New Album Cover Illustration Completed for Cultic
It has taken a year and 6 months to finish the High Command artwork and album. My husband and I started writing the music and working on the illustration for this album so long ago that it seems like a distant memory. It has been an active and ongoing project, but given our other obligations it has taken most of our weekends (and most of our free time) to put this together. We have put so much of ourselves into Cultic, and when I listen-to (and look at) the final album, I can hear and see Brian and myself in it. It really is an inspired collaboration that evolved organically between us.
Let’s be clear… Any warm-hearted feelings I have about this project are just that. At its core, Cultic is about power, control, domination, oppression, and all the things we love (dragons, kings, castles, battles and sorcery) … I wouldn’t call it a reflection of our softer side, but it is definitely an extension of ourselves.
This cover art really tells the entire story of the music that will be contained within the album. It is my hope that when we release this album, the sound, lyrics and visuals will all come together to create a complete story (and more importantly that people will get it).

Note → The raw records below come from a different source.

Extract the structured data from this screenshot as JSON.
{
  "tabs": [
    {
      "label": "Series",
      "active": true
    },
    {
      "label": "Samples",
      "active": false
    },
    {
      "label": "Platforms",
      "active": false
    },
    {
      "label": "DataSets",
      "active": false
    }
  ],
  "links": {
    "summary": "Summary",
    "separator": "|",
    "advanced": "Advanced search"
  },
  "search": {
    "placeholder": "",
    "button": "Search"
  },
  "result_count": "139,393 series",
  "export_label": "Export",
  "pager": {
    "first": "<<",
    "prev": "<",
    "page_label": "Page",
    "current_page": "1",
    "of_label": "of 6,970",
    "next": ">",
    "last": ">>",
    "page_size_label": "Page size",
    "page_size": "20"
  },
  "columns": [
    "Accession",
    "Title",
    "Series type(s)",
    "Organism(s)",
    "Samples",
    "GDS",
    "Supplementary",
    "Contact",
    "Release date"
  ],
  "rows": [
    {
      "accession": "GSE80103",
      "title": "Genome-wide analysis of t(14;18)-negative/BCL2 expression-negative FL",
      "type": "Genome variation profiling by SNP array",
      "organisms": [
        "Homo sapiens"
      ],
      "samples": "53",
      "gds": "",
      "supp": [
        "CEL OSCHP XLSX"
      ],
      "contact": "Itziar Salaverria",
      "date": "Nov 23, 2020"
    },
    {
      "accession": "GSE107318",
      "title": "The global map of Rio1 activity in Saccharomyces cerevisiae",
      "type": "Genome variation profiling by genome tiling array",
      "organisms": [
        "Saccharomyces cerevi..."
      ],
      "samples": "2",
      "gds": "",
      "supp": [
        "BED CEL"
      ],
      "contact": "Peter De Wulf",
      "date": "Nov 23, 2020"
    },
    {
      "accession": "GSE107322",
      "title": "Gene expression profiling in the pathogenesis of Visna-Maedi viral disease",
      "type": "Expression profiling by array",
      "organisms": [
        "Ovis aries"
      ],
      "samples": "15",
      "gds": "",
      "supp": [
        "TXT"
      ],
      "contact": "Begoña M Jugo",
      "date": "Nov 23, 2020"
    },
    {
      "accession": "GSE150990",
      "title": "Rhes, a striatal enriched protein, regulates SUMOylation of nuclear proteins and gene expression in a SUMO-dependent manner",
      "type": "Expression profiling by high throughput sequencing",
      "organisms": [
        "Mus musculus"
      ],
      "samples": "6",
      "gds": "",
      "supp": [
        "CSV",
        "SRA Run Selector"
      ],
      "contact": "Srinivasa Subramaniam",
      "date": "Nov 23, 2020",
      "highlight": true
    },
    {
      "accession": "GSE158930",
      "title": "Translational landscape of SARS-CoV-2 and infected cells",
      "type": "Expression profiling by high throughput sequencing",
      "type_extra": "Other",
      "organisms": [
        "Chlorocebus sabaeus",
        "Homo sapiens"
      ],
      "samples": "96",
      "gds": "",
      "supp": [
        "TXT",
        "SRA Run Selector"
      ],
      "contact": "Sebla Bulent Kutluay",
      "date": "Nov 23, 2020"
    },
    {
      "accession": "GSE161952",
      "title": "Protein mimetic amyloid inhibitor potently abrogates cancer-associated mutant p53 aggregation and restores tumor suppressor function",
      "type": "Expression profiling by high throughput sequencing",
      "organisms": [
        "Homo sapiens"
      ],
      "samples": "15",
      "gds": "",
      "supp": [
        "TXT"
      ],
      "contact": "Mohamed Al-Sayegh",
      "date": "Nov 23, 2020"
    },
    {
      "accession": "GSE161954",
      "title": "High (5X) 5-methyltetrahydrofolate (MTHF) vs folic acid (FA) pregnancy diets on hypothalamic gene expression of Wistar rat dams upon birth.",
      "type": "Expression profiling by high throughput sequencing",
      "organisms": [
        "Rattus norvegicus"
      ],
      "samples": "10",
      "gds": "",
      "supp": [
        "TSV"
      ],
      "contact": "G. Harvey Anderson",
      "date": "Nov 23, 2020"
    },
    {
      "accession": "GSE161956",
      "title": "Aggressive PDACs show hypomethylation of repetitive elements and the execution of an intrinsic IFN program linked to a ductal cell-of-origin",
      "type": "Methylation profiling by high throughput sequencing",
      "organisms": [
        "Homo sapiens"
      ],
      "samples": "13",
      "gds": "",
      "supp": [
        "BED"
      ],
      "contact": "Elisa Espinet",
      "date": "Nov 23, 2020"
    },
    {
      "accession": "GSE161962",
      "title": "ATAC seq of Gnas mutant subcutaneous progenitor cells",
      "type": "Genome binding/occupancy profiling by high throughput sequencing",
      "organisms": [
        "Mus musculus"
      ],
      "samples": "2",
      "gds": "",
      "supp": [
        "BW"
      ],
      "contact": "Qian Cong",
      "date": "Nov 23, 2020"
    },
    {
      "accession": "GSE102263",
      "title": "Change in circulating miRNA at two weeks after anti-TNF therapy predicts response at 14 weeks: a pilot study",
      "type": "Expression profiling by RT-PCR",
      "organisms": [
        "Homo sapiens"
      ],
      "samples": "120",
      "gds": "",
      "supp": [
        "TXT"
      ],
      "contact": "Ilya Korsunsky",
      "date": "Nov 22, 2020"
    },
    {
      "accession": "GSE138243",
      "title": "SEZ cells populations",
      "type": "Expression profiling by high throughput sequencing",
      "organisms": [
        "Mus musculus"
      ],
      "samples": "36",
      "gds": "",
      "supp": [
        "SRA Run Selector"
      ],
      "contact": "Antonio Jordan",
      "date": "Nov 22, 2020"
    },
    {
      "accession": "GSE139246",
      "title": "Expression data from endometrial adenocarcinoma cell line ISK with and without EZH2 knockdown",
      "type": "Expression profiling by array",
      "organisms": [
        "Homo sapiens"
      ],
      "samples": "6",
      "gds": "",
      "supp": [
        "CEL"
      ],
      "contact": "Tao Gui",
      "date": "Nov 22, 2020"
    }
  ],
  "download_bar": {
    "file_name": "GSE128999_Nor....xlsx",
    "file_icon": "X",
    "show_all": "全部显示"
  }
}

We’ve coined the term “black-death battle punk,” to describe the Cultic sound. You can hear a sample of the music in the speed painting video above. If you’re into it, you can follow us at culticband.com, on Facebook, YouTube, or Bandcamp. Look for the full album to be released this summer. \m/
The Long and Arduous Process of Design
In its infancy, this piece felt weak and uninspired. There were so many points where I considered burning my sketches and the entire project sat on the shelves for an extended period of time while I worked on writing music and my other commissions. It’s somewhat of a miracle that it ever made it to the point of completion, but, I’m glad I ultimately decided to see it through.
This initial sketch felt empty and disjointed. I did have a concrete plan for the color scheme right from the beginning (muted browns, blacks, greens and rust colors). I was sure it would need to use a classic palette because the subject matter is somewhat over-the-top and I didn’t want to lose the seriousness of the piece. Sadly, I wasn’t thrilled with the drawing, so I put it aside for 8 months.
A few months ago (after making immense progress on writing and recording the album) I revisited the drawing. I had planned on tossing it completely and starting over, but Brian convinced me to reconsider. Instead of scratching the piece, I decided to fix it.
I knew it would need to fit into a square format, so I brought the dragon closer to the king and brought the castle in tighter as well. The dragon grew-up in order to dominate the scene, but I still didn’t feel like the piece was badass enough. The dragon was too cute and the whole scene fell dead without weapons, soldiers and activity going on. So, I reworked the dragon and spent a great deal of time doodling the final battle scene.
I knew I needed to plan my light and dark areas to bring the composition together and I knew it needed more depth overall. Adding the characters in the foreground helped to create the illusion of depth I was shooting for, but they also helped to complete the composition through use of lighting and shadows. With the foreground in place, I could envision the shadowed areas encircling the entire piece and creating a vignette with the lighter areas focused behind the dragon and the king. I think this circular motion is what brings all of the elements in the piece together, while the lighter areas help guide your eye to the focal points.
I opted to do an underpainting on this piece because I felt it would be necessary to test my lighting scheme, but also because it gives the painting that continuous, warm undertone that I was aiming for. Ultimately, I painted-out a few things, painted-in a few things, and ended up with the final maelstrom shown below. As with every piece, I’m sure I’ll find things in the future that I wish I could change, but overall, I’m happy with this painting. It took a total of around 80 hours of work to get it to this point, but every second was worth it. I feel like I learned more from this piece than anything I have worked on, and it is so exciting to see the whole Cultic project come together.